A petition organised by Artists’ Union England is calling for the reversal of the appointment of Elisabeth Murdoch to Arts Council England’s national council, the organisation’s governing body.
Murdoch, the daughter of media mogul Rupert Murdoch, was announced as a new member of the council on 5 December, one of seven appointments formally made by Karen Bradley, secretary of state for culture, media and sport.
In an open letter addressed to ACE chair Nicholas Serota, the AUE questions her suitability for the role, describing the businesswoman and founder of the philanthropic arts charity/company Freelands Foundation as “under-qualified and non-representative” and expressing concerns about “the significant conflict of interests that we believe played a part in this decision”.
The letter goes on to state that the Murdoch family has proved itself, “through its international network of media outlets”, to be the “antithesis to the values Arts Council England claims to promote, including diversity and equality, fair pay and above all, the distribution of public funding in the interest of the public good”.
Also expressed are concerns about “the Murdoch family’s views and actions on employment rights and union busting. We fear that a council member opposed to collective rights at work is a further threat to artists’ livelihood in already difficult circumstances for artists and workers”.
The letter questions the reasons behind the appointment “considering Elisabeth Murdoch’s lack of relevant experience in the sector”, pointing out what it describes as “Murdoch’s significant financial contributions, through the Freedlands Trust [sic] to the Tate under [Serota’s] leadership”. Murdoch is a former trustee of Tate and in 2015 Tate received a £150,000 grant from the Freelands Foundation. Also targeted for her links to Murdoch through the Freelands Foundation is Serota’s wife, Teresa Gleadowe.
The letter ends with a call for the reasons behind the appointment to be fully explained, along with a demand “that Arts Council England makes a public commitment to keep processes behind future appointments open and transparent, to ensure that financial contributions are not a key to participation in decision making on any level and to guarantee that its actions are never beholden to private capital”.
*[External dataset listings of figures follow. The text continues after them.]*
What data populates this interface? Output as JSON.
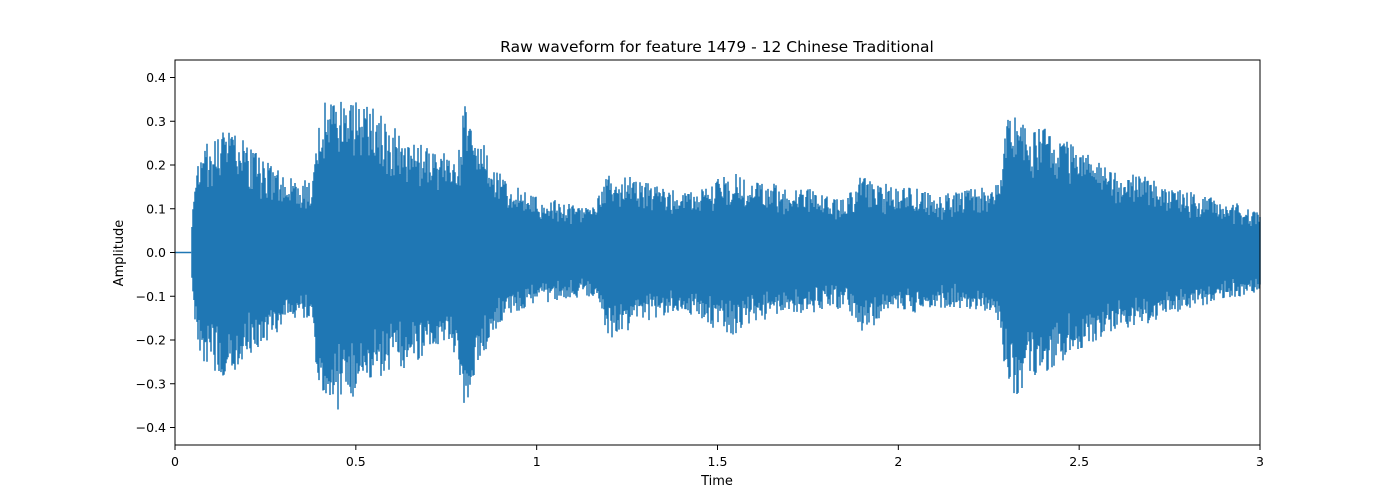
{
  "chart_data": {
    "type": "line",
    "title": "Raw waveform for feature 1479 - 12 Chinese Traditional",
    "xlabel": "Time",
    "ylabel": "Amplitude",
    "xlim": [
      0,
      3
    ],
    "ylim": [
      -0.44,
      0.44
    ],
    "xticks": [
      0,
      0.5,
      1,
      1.5,
      2,
      2.5,
      3
    ],
    "xtick_labels": [
      "0",
      "0.5",
      "1",
      "1.5",
      "2",
      "2.5",
      "3"
    ],
    "yticks": [
      -0.4,
      -0.3,
      -0.2,
      -0.1,
      0.0,
      0.1,
      0.2,
      0.3,
      0.4
    ],
    "ytick_labels": [
      "−0.4",
      "−0.3",
      "−0.2",
      "−0.1",
      "0.0",
      "0.1",
      "0.2",
      "0.3",
      "0.4"
    ],
    "grid": false,
    "color": "#1f77b4",
    "series": [
      {
        "envelope_max": {
          "t": [
            0.0,
            0.045,
            0.05,
            0.07,
            0.1,
            0.15,
            0.2,
            0.25,
            0.3,
            0.35,
            0.38,
            0.39,
            0.4,
            0.42,
            0.45,
            0.5,
            0.55,
            0.6,
            0.65,
            0.7,
            0.75,
            0.78,
            0.8,
            0.82,
            0.85,
            0.88,
            0.9,
            0.95,
            1.0,
            1.05,
            1.1,
            1.15,
            1.17,
            1.2,
            1.25,
            1.3,
            1.35,
            1.4,
            1.45,
            1.5,
            1.55,
            1.6,
            1.65,
            1.7,
            1.75,
            1.8,
            1.85,
            1.9,
            1.95,
            2.0,
            2.05,
            2.1,
            2.15,
            2.2,
            2.25,
            2.28,
            2.3,
            2.32,
            2.35,
            2.4,
            2.45,
            2.5,
            2.55,
            2.6,
            2.65,
            2.7,
            2.75,
            2.8,
            2.85,
            2.9,
            2.95,
            3.0
          ],
          "v": [
            0.0,
            0.0,
            0.15,
            0.24,
            0.26,
            0.29,
            0.25,
            0.21,
            0.18,
            0.17,
            0.17,
            0.24,
            0.3,
            0.36,
            0.37,
            0.35,
            0.33,
            0.29,
            0.27,
            0.24,
            0.23,
            0.22,
            0.34,
            0.28,
            0.26,
            0.2,
            0.18,
            0.15,
            0.13,
            0.12,
            0.11,
            0.1,
            0.13,
            0.19,
            0.18,
            0.16,
            0.15,
            0.14,
            0.15,
            0.17,
            0.18,
            0.16,
            0.16,
            0.14,
            0.15,
            0.13,
            0.13,
            0.18,
            0.16,
            0.15,
            0.15,
            0.13,
            0.14,
            0.15,
            0.15,
            0.16,
            0.31,
            0.33,
            0.3,
            0.29,
            0.26,
            0.24,
            0.21,
            0.19,
            0.18,
            0.17,
            0.15,
            0.14,
            0.13,
            0.12,
            0.11,
            0.09
          ]
        },
        "envelope_min": {
          "t": [
            0.0,
            0.045,
            0.05,
            0.07,
            0.1,
            0.15,
            0.2,
            0.25,
            0.3,
            0.35,
            0.38,
            0.39,
            0.4,
            0.42,
            0.45,
            0.5,
            0.55,
            0.6,
            0.65,
            0.7,
            0.75,
            0.78,
            0.8,
            0.82,
            0.85,
            0.88,
            0.9,
            0.95,
            1.0,
            1.05,
            1.1,
            1.15,
            1.17,
            1.2,
            1.25,
            1.3,
            1.35,
            1.4,
            1.45,
            1.5,
            1.55,
            1.6,
            1.65,
            1.7,
            1.75,
            1.8,
            1.85,
            1.9,
            1.95,
            2.0,
            2.05,
            2.1,
            2.15,
            2.2,
            2.25,
            2.28,
            2.3,
            2.32,
            2.35,
            2.4,
            2.45,
            2.5,
            2.55,
            2.6,
            2.65,
            2.7,
            2.75,
            2.8,
            2.85,
            2.9,
            2.95,
            3.0
          ],
          "v": [
            0.0,
            0.0,
            -0.15,
            -0.24,
            -0.27,
            -0.29,
            -0.24,
            -0.21,
            -0.17,
            -0.16,
            -0.16,
            -0.26,
            -0.33,
            -0.35,
            -0.36,
            -0.33,
            -0.3,
            -0.28,
            -0.26,
            -0.23,
            -0.22,
            -0.24,
            -0.38,
            -0.3,
            -0.24,
            -0.19,
            -0.16,
            -0.14,
            -0.12,
            -0.11,
            -0.11,
            -0.1,
            -0.11,
            -0.2,
            -0.18,
            -0.16,
            -0.15,
            -0.14,
            -0.15,
            -0.18,
            -0.19,
            -0.16,
            -0.15,
            -0.14,
            -0.14,
            -0.13,
            -0.13,
            -0.18,
            -0.16,
            -0.14,
            -0.14,
            -0.13,
            -0.13,
            -0.13,
            -0.14,
            -0.16,
            -0.31,
            -0.34,
            -0.3,
            -0.28,
            -0.25,
            -0.23,
            -0.2,
            -0.18,
            -0.17,
            -0.16,
            -0.14,
            -0.13,
            -0.12,
            -0.11,
            -0.1,
            -0.09
          ]
        }
      }
    ]
  }
}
Responding to a request from a-n News for a statement about the concerns expressed in the letter, ACE said: “The secretary of state Karen Bradley is responsible for making appointments to the Arts Council’s National Council.” It also confirmed that Serota was one of three people on the interview panel, the others being Helen Williams, head of arts, libraries and digital culture at the Department for Culture, Media and Sport, and William Shawcross, chairman of the Charity Commission.
In the statement, ACE CEO Darren Henley said: “It’s brilliant we have someone of Liz’s [Elizabeth Murdoch] calibre on our National Council. We’re really excited to be working with a group of people who have given up their time to help grow arts and culture in this country.”
A report on ArtsProfessional adds that a joint statement it received from ACE and the Department for Digital, Culture, Media and Sport reiterated that the appointment was made in accordance with the Cabinet Office’s Governance Code on Public Appointments. The code “specifies that the processes should be fair, impartial and each candidate must be assessed against the same criteria for the role in question”.
Murdoch’s appointment has been a source of disquiet among many in the arts since it was announced earlier this month. Writing on his blog, the art historian and community arts practitioner Stephen Pritchard has described the appointment as “a corporate takeover of the arts”.
As well as its annual £100,000 Freelands Award for women artists, which was this year awarded to Lis Rhodes and Nottingham Contemporary, the foundation recently launched the Freelands Artist Programme, which will offer funding totalling £1.5 million across five years to four arts organisations, with the aim of supporting 80 emerging artists across the UK.